Olivier also believes there’s room for innovation in design – both from an aesthetic and a practical standpoint. “New builds and renovations can incorporate open floorplans, co-working spaces, workout facilities, bars and cafés – all of which are especially appealing to the much-sought-after millennial traveller.” There are some brands in Vietnam already doing this, he noted, such as Kafnu by Next Story Group.

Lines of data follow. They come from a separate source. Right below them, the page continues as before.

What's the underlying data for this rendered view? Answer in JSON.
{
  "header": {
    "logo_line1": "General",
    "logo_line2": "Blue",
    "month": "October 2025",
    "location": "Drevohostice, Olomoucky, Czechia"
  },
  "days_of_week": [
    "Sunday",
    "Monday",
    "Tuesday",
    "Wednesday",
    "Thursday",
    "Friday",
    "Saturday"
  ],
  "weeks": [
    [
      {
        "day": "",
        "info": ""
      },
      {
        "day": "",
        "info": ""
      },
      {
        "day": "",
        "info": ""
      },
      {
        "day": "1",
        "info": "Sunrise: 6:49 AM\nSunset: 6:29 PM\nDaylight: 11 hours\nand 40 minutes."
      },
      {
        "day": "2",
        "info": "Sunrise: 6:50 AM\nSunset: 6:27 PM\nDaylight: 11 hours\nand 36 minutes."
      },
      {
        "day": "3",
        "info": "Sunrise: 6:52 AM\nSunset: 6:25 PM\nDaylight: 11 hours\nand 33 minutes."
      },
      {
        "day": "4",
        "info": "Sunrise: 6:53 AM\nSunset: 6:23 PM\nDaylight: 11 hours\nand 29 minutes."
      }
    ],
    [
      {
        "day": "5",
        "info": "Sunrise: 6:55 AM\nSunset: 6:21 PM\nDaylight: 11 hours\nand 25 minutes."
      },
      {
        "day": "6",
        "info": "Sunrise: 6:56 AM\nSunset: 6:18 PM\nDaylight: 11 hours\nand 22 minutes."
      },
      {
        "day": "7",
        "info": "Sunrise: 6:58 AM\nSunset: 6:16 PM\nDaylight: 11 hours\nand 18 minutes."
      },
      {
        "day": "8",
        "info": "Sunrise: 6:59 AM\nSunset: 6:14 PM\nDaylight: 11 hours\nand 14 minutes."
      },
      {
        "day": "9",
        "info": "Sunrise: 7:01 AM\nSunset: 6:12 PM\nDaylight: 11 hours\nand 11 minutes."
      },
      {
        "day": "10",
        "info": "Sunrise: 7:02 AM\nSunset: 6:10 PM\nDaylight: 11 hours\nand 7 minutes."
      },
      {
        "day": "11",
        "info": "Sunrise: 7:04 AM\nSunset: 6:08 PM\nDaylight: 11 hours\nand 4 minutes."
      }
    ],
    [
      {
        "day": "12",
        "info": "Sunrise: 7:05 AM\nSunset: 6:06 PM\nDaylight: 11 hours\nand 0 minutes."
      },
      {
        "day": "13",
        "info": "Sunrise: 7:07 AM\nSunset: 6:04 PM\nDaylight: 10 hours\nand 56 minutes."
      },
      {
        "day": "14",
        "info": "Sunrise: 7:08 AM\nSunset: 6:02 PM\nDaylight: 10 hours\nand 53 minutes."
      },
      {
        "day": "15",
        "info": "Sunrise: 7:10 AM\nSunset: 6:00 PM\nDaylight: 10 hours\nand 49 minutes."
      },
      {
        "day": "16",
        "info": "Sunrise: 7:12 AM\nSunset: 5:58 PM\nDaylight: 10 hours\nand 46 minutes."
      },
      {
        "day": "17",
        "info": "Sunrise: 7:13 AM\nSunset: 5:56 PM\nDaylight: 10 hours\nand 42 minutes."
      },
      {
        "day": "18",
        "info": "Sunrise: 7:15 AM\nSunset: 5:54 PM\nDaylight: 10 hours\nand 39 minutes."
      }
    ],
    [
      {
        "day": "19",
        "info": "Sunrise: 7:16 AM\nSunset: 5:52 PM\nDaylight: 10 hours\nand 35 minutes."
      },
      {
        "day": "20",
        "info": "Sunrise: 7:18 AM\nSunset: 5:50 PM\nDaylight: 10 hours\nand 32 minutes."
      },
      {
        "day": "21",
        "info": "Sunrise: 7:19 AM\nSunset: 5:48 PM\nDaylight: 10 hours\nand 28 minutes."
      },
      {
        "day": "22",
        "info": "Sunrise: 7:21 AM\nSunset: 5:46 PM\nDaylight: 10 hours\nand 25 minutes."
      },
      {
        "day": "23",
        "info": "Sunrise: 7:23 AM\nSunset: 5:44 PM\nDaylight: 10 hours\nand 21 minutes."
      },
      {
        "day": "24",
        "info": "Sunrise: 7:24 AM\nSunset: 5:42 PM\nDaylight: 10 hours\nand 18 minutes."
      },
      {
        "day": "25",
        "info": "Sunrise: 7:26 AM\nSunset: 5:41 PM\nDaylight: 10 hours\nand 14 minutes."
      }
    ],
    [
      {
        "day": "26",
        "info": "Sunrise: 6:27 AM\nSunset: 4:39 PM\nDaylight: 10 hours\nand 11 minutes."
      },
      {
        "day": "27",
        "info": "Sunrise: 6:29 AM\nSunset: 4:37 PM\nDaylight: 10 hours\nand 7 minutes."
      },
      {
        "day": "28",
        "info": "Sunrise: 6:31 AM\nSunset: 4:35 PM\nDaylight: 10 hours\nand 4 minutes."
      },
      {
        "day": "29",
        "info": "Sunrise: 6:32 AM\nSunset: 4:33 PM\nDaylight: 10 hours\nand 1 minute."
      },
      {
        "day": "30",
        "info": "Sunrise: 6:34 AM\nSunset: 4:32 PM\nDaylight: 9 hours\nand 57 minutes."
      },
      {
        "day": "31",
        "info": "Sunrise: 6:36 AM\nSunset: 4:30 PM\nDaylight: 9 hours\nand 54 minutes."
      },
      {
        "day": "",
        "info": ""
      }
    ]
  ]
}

  • Vietnam has changing traveller demographics that will influence the local hospitality scene. New markets such as China and India have for the moment replaced Western visitors as the main source of inbound tourism.

“There should be a re-thinking of the products and service offerings for those customers,” said Olivier. He noted that international guests’ behaviours have changed dramatically in the last few years. South Vietnam used to be seen as a cheap destination – mainly backpackers and recent graduates, but is now attracting higher spenders with more time for leisure and lifestyle experiences.

It should also be noted that Vietnam is hoping to increase the average tourist spend up to US$1,080 by 2020. Vietnam Airlines’ direct flights to Paris, Frankfurt and London and the US (from late 2018) may see traveller numbers from the West increase.

  • International hoteliers should not underestimate local players. Even though Vietnam is still catching up to the West, this is not necessarily a disadvantage.

“Don’t think ‘Oh, Vietnam will take years for that.’ Every day, people become better and faster and smarter,” said Michael. “There is so much money-chasing in Vietnam real estate right now, especially in the hospitality sector, it’s going to force innovation, because to be competitive to survive in the market, you have to be innovative.”

“So how should hotel owners and operators react? I would say ‘watch what’s going on and keep up, stay curve’.”

  • Overall, the success of the Vietnamese hotel and travel industry will be a ‘team effort’. Everyone sees the country’s potential, so interest is coming from a range of sectors.

  “Local owners and operators are really waking up to the opportunities on offer in their own backyard,” said Catherine Monthienvichienchai, Strategy Director at QUO. “There is huge optimism about the future of hospitality in Vietnam, and everyone wants a piece of it. Business owners who’ve made their money in other industries see it as a point of pride to diversify into hospitality; almost to showcase their success.

“Meanwhile, we’re seeing a wave of second-generation owners taking over with a much bigger and bolder vision – many have lived or travelled extensively overseas and have a clear understanding of the international landscape. Whether they create their own brands or work with international operators, they aim high and move fast.”